Connect two network adapters on two different network at same time

Hi everyone,
I expose my problem first :
I am network admin of the IT of my students. We are behind a FW managed by an external organization which forbid every tools which are not approved by french government. Or my servers are supported by Nutanix which use Zoom when there is a problem.
I succeeded in installing an openVPN tunnel thanks to protonvpn. Thanks to this last, I succeeded in AUR creating zoom package and install it.
Through VPN I can use Zoom, good. But I lost my internal SSH connections to my local servers. And I can’t expose to the outside because of the FW.
I hope to be understandable. (excuse my poor english)

What I think about to solve problem :
I have three network adaptaters on my admin computer. I would use one with openVPN connection to go through the FW and use zoom, and at the same time, use another one connected at my admin LAN.

But how saying at my shell to use the local connection and at zoom to use the VPN ?

Thanks a lot if you can help it. I am tired to connect to zoom with my phone and take photos of my screen with it to send them on the chat.

no photos - thank you.

Answering the question - Connect to network cards to different network.
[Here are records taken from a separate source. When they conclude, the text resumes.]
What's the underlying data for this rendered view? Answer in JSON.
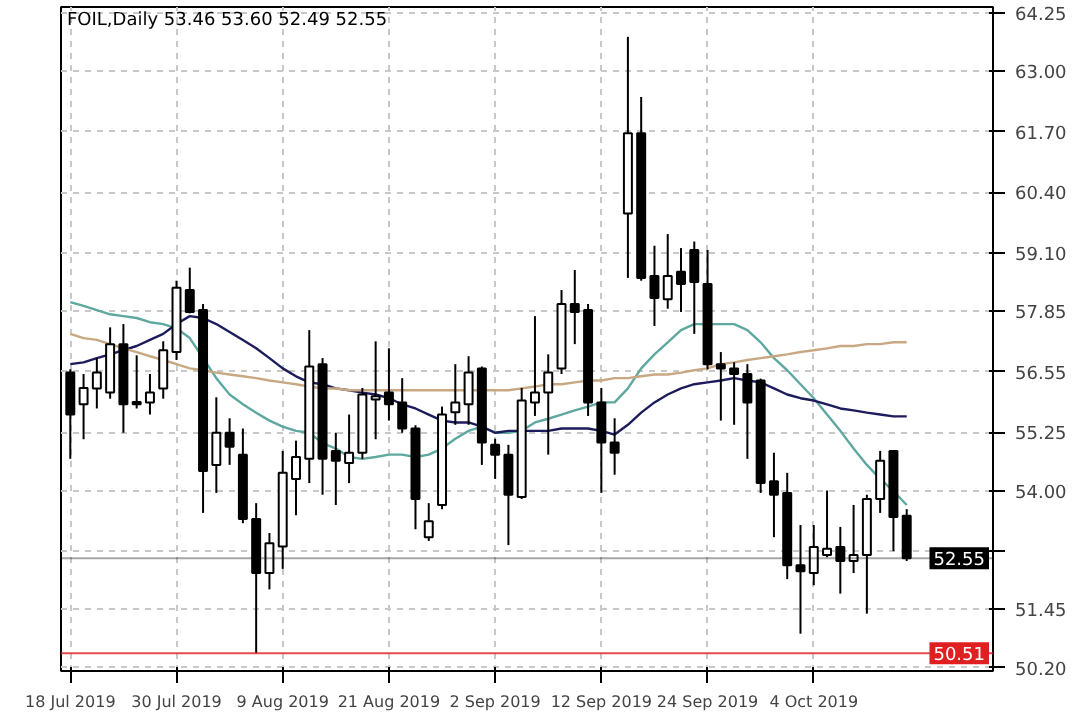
{
  "chart_data": {
    "type": "candlestick",
    "title": "FOIL,Daily 53.46 53.60 52.49 52.55",
    "categories": [
      "18 Jul 2019",
      null,
      null,
      null,
      null,
      null,
      null,
      null,
      "30 Jul 2019",
      null,
      null,
      null,
      null,
      null,
      null,
      null,
      "9 Aug 2019",
      null,
      null,
      null,
      null,
      null,
      null,
      null,
      "21 Aug 2019",
      null,
      null,
      null,
      null,
      null,
      null,
      null,
      "2 Sep 2019",
      null,
      null,
      null,
      null,
      null,
      null,
      null,
      "12 Sep 2019",
      null,
      null,
      null,
      null,
      null,
      null,
      null,
      "24 Sep 2019",
      null,
      null,
      null,
      null,
      null,
      null,
      null,
      "4 Oct 2019",
      null,
      null,
      null,
      null,
      null,
      null,
      null
    ],
    "ohlc": [
      [
        56.53,
        56.6,
        54.68,
        55.63
      ],
      [
        55.85,
        56.5,
        55.1,
        56.2
      ],
      [
        56.19,
        56.84,
        55.76,
        56.53
      ],
      [
        56.1,
        57.5,
        55.97,
        57.14
      ],
      [
        57.14,
        57.57,
        55.24,
        55.85
      ],
      [
        55.9,
        56.9,
        55.76,
        55.85
      ],
      [
        55.89,
        56.5,
        55.63,
        56.1
      ],
      [
        56.19,
        57.2,
        55.97,
        57.01
      ],
      [
        56.97,
        58.5,
        56.8,
        58.35
      ],
      [
        58.3,
        58.78,
        57.8,
        57.83
      ],
      [
        57.87,
        58.0,
        53.52,
        54.42
      ],
      [
        54.55,
        56.0,
        53.95,
        55.24
      ],
      [
        55.24,
        55.55,
        54.55,
        54.94
      ],
      [
        54.77,
        55.33,
        53.3,
        53.39
      ],
      [
        53.39,
        53.73,
        50.51,
        52.23
      ],
      [
        52.23,
        53.09,
        51.88,
        52.87
      ],
      [
        52.8,
        54.85,
        52.32,
        54.38
      ],
      [
        54.25,
        55.07,
        53.47,
        54.72
      ],
      [
        54.68,
        57.44,
        54.16,
        56.66
      ],
      [
        56.71,
        56.84,
        53.91,
        54.68
      ],
      [
        54.85,
        55.24,
        53.69,
        54.64
      ],
      [
        54.59,
        55.63,
        54.16,
        54.81
      ],
      [
        54.81,
        56.2,
        54.68,
        56.06
      ],
      [
        55.95,
        57.2,
        55.1,
        56.02
      ],
      [
        56.1,
        57.05,
        55.5,
        55.85
      ],
      [
        55.89,
        56.41,
        55.24,
        55.33
      ],
      [
        55.33,
        55.4,
        53.17,
        53.82
      ],
      [
        53.0,
        53.73,
        52.92,
        53.34
      ],
      [
        53.69,
        55.8,
        53.6,
        55.63
      ],
      [
        55.68,
        56.71,
        55.41,
        55.89
      ],
      [
        55.85,
        56.88,
        55.41,
        56.53
      ],
      [
        56.62,
        56.66,
        54.55,
        55.03
      ],
      [
        54.98,
        55.11,
        54.25,
        54.77
      ],
      [
        54.77,
        54.98,
        52.83,
        53.91
      ],
      [
        53.86,
        56.2,
        53.82,
        55.93
      ],
      [
        55.89,
        57.74,
        55.6,
        56.1
      ],
      [
        56.1,
        56.92,
        54.77,
        56.53
      ],
      [
        56.62,
        58.3,
        56.5,
        58.0
      ],
      [
        58.0,
        58.73,
        57.14,
        57.83
      ],
      [
        57.87,
        58.0,
        55.6,
        55.89
      ],
      [
        55.89,
        56.2,
        53.95,
        55.03
      ],
      [
        55.03,
        55.55,
        54.34,
        54.81
      ],
      [
        59.94,
        63.73,
        58.56,
        61.66
      ],
      [
        61.66,
        62.44,
        58.5,
        58.56
      ],
      [
        58.6,
        59.25,
        57.53,
        58.13
      ],
      [
        58.1,
        59.5,
        57.9,
        58.6
      ],
      [
        58.69,
        59.2,
        57.83,
        58.43
      ],
      [
        59.16,
        59.34,
        57.36,
        58.47
      ],
      [
        58.43,
        59.16,
        56.6,
        56.71
      ],
      [
        56.71,
        56.97,
        55.5,
        56.62
      ],
      [
        56.62,
        56.75,
        55.41,
        56.5
      ],
      [
        56.5,
        56.71,
        54.68,
        55.89
      ],
      [
        56.36,
        56.4,
        53.95,
        54.16
      ],
      [
        54.2,
        54.81,
        53.0,
        53.91
      ],
      [
        53.95,
        54.38,
        52.1,
        52.4
      ],
      [
        52.4,
        53.26,
        50.93,
        52.27
      ],
      [
        52.23,
        53.26,
        51.97,
        52.79
      ],
      [
        52.62,
        54.0,
        52.57,
        52.75
      ],
      [
        52.79,
        53.22,
        51.79,
        52.49
      ],
      [
        52.49,
        53.69,
        52.23,
        52.62
      ],
      [
        52.62,
        53.91,
        51.36,
        53.82
      ],
      [
        53.82,
        54.85,
        53.52,
        54.64
      ],
      [
        54.85,
        54.85,
        52.7,
        53.43
      ],
      [
        53.46,
        53.6,
        52.49,
        52.55
      ]
    ],
    "color": "#000000",
    "series": [
      {
        "type": "line",
        "color": "#5fa8a0",
        "values": [
          58.04,
          57.96,
          57.87,
          57.78,
          57.74,
          57.7,
          57.61,
          57.57,
          57.48,
          57.27,
          56.84,
          56.41,
          56.06,
          55.85,
          55.67,
          55.5,
          55.37,
          55.28,
          55.24,
          55.02,
          54.9,
          54.72,
          54.68,
          54.72,
          54.77,
          54.77,
          54.72,
          54.77,
          54.9,
          55.11,
          55.28,
          55.37,
          55.24,
          55.24,
          55.28,
          55.46,
          55.54,
          55.63,
          55.72,
          55.8,
          55.89,
          55.89,
          56.19,
          56.62,
          56.92,
          57.18,
          57.44,
          57.57,
          57.57,
          57.57,
          57.57,
          57.44,
          57.18,
          56.84,
          56.58,
          56.28,
          55.98,
          55.63,
          55.28,
          54.9,
          54.55,
          54.25,
          53.99,
          53.69
        ]
      },
      {
        "type": "line",
        "color": "#1c1c5c",
        "values": [
          56.71,
          56.75,
          56.84,
          56.92,
          57.01,
          57.1,
          57.23,
          57.36,
          57.57,
          57.74,
          57.7,
          57.57,
          57.4,
          57.23,
          57.05,
          56.84,
          56.62,
          56.45,
          56.32,
          56.28,
          56.19,
          56.15,
          56.1,
          56.06,
          55.98,
          55.85,
          55.76,
          55.63,
          55.5,
          55.46,
          55.46,
          55.37,
          55.24,
          55.28,
          55.28,
          55.28,
          55.28,
          55.33,
          55.33,
          55.33,
          55.28,
          55.2,
          55.41,
          55.67,
          55.89,
          56.06,
          56.19,
          56.28,
          56.32,
          56.36,
          56.41,
          56.36,
          56.32,
          56.19,
          56.06,
          55.98,
          55.93,
          55.85,
          55.76,
          55.72,
          55.67,
          55.63,
          55.59,
          55.59
        ]
      },
      {
        "type": "line",
        "color": "#c8a882",
        "values": [
          57.36,
          57.27,
          57.23,
          57.14,
          57.05,
          56.97,
          56.88,
          56.8,
          56.71,
          56.62,
          56.58,
          56.53,
          56.49,
          56.45,
          56.41,
          56.36,
          56.32,
          56.28,
          56.23,
          56.19,
          56.19,
          56.15,
          56.15,
          56.15,
          56.15,
          56.15,
          56.15,
          56.15,
          56.15,
          56.15,
          56.15,
          56.15,
          56.15,
          56.15,
          56.19,
          56.23,
          56.28,
          56.28,
          56.32,
          56.36,
          56.36,
          56.41,
          56.41,
          56.45,
          56.49,
          56.49,
          56.53,
          56.58,
          56.62,
          56.71,
          56.75,
          56.8,
          56.84,
          56.88,
          56.92,
          56.97,
          57.01,
          57.05,
          57.1,
          57.1,
          57.14,
          57.14,
          57.18,
          57.18
        ]
      }
    ],
    "ylim": [
      50.13,
      64.37
    ],
    "yticks": [
      64.25,
      {
        "value": 63,
        "label": "63.00"
      },
      {
        "value": 61.7,
        "label": "61.70"
      },
      {
        "value": 60.4,
        "label": "60.40"
      },
      {
        "value": 59.1,
        "label": "59.10"
      },
      57.85,
      56.55,
      55.25,
      {
        "value": 54,
        "label": "54.00"
      },
      {
        "value": 52.7,
        "label": null
      },
      51.45,
      {
        "value": 50.2,
        "label": "50.20"
      }
    ],
    "ref_lines": [
      {
        "axis": "y",
        "value": 52.55,
        "label": "52.55",
        "color": "#000000"
      },
      {
        "axis": "y",
        "value": 50.51,
        "label": "50.51",
        "color": "#e02020"
      }
    ],
    "grid": true
  }
}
Yes that is possible - using routing matching your network requirements.

So you are looking for a way to allow thirdparty access to your servers within your employer’s secure network for the purpose of troubleshooting?

Bypassing network security is a very bad idea.

Instead you should use approved tools. Check if Teamviewer is in the approved list.

What you are looking for is split tunneling - use your favorite search engine and search for protonvpn split tunneling.

3 Likes

Hi @llenlewag, and welcome!

It’s called Split Tunnelling, AFAIK. You’d need root permissions for this. I have never done it, but that’s what it is, AFAIK. Look into that.

But note @linux-aarhus’s comment, it might be a Bad Idea :tm:

I will look for that so. Thanks to you two. And I don’t want bypassing the security. The High-school’s network is controlled by an instance (I will call it BigBro) which does a great job to avoid students make dumb things on computers and Internet.
I teach system administration and network administration for few students in high-school and we have a separate network like a DMZ. We have a bridge to access the Internet behind the FW. And to teach servers’ administration, we have a cluster which is not under the control of BigBro, I am the only one who can administrate it. And sometimes, I need to contact the support of the reseller and share my screen. But BigBro blocks every remote tools.

I think split tunnelling is what you want then, yes, and can be achieved several ways, so you’ll have to find the best solution for you.

Have you tried this?

System Settings > Connections > Wired Ethernet: select one. On the right pane, the tab "Wired" offers a "Restrict to device" menu with your connected ethernet ports. Restrict each of your planned connections to its own device/port and allow no other to use that one.

You may need to use a separate IP range for each connection.

Edit: To tell your apps which connection to use, they ought to be given explicit IP target addresses, eg. Zoom from outside internet, internal 1 to 10.42.0.xxx, internal 2 to 192.168.178.xxx, etc. (This is all merely theoretical, I have never done that.)